More on Butler, the Palestinians, and the double standards of leftist Zionist academics in the US

Looking around the Internet it does appear that Butler is quite unusual among American leftist Academics, particularly those obsessed with gender studies, in actually taking a stand against the ongoing Israeli dispossession of the Palestinian people. But, even her stand is full of caveats including some mealy mouthed denunciations of violence on both sides and an explicit repudiation of the Palestinian right of armed resistance. It should be noted that the right to armed resistance by occupied people was repeatedly endorsed by the UN in the wake of WWII and things like the Warsaw Ghetto Uprising. No leftist professors in the US ever condemned the people of South Africa for their armed resistance against apartheid. Umkhonto we Sizwe was not a Gandhian pacifist organization. But, when it comes to politically incorrect people like the Palestinians, leftist American academics have all kinds of reasons why they should not be given the same rights as other people in the world.

Open Thread on the Upcoming Ghanaian Elections

Consider this an open thread on the upcoming elections in Ghana. I predict that the NDC (National Democratic Congress) will again win the presidential election and acting president John Mahama will be confirmed in the post. But, the NPP (New Patriotic Party) which is running Nana Akufo-Addo as their presidential candidate has a better shot at defeating Mahama than it did of winning against the late John Mills. Both the NDC and NPP candidates are University of Ghana alumni. But, Mahama did his degree in history so our department played a key role in his intellectual development.

Sunday, September 02, 2012

A surprising BDS development

I noticed looking through recent posts on Mondoweiss that Judith Butler has come out in favor of BDS against Israel. This surprised me because my impression was that most self described "liberal" and "leftist" academics in the US including Michael Walzer, Alan Dershowitz, Claire Potter, and others have been strongly opposed to any sanctions against Israel. So Butler's break with the rest of her colleagues appears to be significant in that she appears to be one of the very few hip and trendy left wing US academics to take a public stand in favor of boycotting Israeli academic institutions. Does anybody have any information on this?

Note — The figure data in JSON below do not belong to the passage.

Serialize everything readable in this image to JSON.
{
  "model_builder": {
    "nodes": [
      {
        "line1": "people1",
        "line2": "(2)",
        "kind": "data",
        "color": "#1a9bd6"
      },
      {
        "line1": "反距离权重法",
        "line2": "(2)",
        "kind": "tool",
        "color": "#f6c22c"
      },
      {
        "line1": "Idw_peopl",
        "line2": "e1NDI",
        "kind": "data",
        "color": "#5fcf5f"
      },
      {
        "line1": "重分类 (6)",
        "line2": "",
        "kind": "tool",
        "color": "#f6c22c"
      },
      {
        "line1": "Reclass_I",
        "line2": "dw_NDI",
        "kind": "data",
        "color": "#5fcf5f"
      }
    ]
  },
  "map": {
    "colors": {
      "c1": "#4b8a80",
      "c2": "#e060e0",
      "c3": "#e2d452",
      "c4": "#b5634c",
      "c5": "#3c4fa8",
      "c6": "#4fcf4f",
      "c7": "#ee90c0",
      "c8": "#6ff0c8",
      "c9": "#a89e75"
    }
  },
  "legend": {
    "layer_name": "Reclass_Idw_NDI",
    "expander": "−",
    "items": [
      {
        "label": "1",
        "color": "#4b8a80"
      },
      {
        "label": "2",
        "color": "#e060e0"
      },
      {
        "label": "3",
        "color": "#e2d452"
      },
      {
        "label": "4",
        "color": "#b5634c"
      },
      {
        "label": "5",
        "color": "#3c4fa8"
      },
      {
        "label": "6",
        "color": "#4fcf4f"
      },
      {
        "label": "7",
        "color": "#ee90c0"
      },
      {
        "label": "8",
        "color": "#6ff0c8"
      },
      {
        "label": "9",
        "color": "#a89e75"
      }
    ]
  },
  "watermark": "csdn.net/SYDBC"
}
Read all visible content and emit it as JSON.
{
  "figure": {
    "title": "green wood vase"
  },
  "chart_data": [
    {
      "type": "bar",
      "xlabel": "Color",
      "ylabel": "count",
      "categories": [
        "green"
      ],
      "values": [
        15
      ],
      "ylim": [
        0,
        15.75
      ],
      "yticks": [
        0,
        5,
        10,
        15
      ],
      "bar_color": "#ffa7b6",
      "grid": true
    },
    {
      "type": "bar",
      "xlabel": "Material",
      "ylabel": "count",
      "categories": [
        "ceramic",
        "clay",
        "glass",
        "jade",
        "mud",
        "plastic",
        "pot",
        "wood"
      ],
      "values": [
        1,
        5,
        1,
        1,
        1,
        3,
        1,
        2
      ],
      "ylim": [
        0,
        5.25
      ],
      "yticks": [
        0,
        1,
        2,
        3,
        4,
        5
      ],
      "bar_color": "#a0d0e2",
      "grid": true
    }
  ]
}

Saturday, September 01, 2012

New MTN Modem

Due to the fact that my new office does not yet have an Ethernet socket and the wireless from sociology stopped working for us weeks ago I went to the mall today and purchased an MTN modem. It only cost 49 cedis, but the queue at the store was longer than any line I have ever seen at the hospital. Actually I had to wait in two lines. The first one to purchase the modem and the second one to register the Sim card with the government. Fortunately they moved fairly fast. It only took me about 45 minutes total. However, in retrospect I should have gone on a Thursday rather than a Saturday. Then there would have been less people registering Sim cards. But, the Internet connection works really well.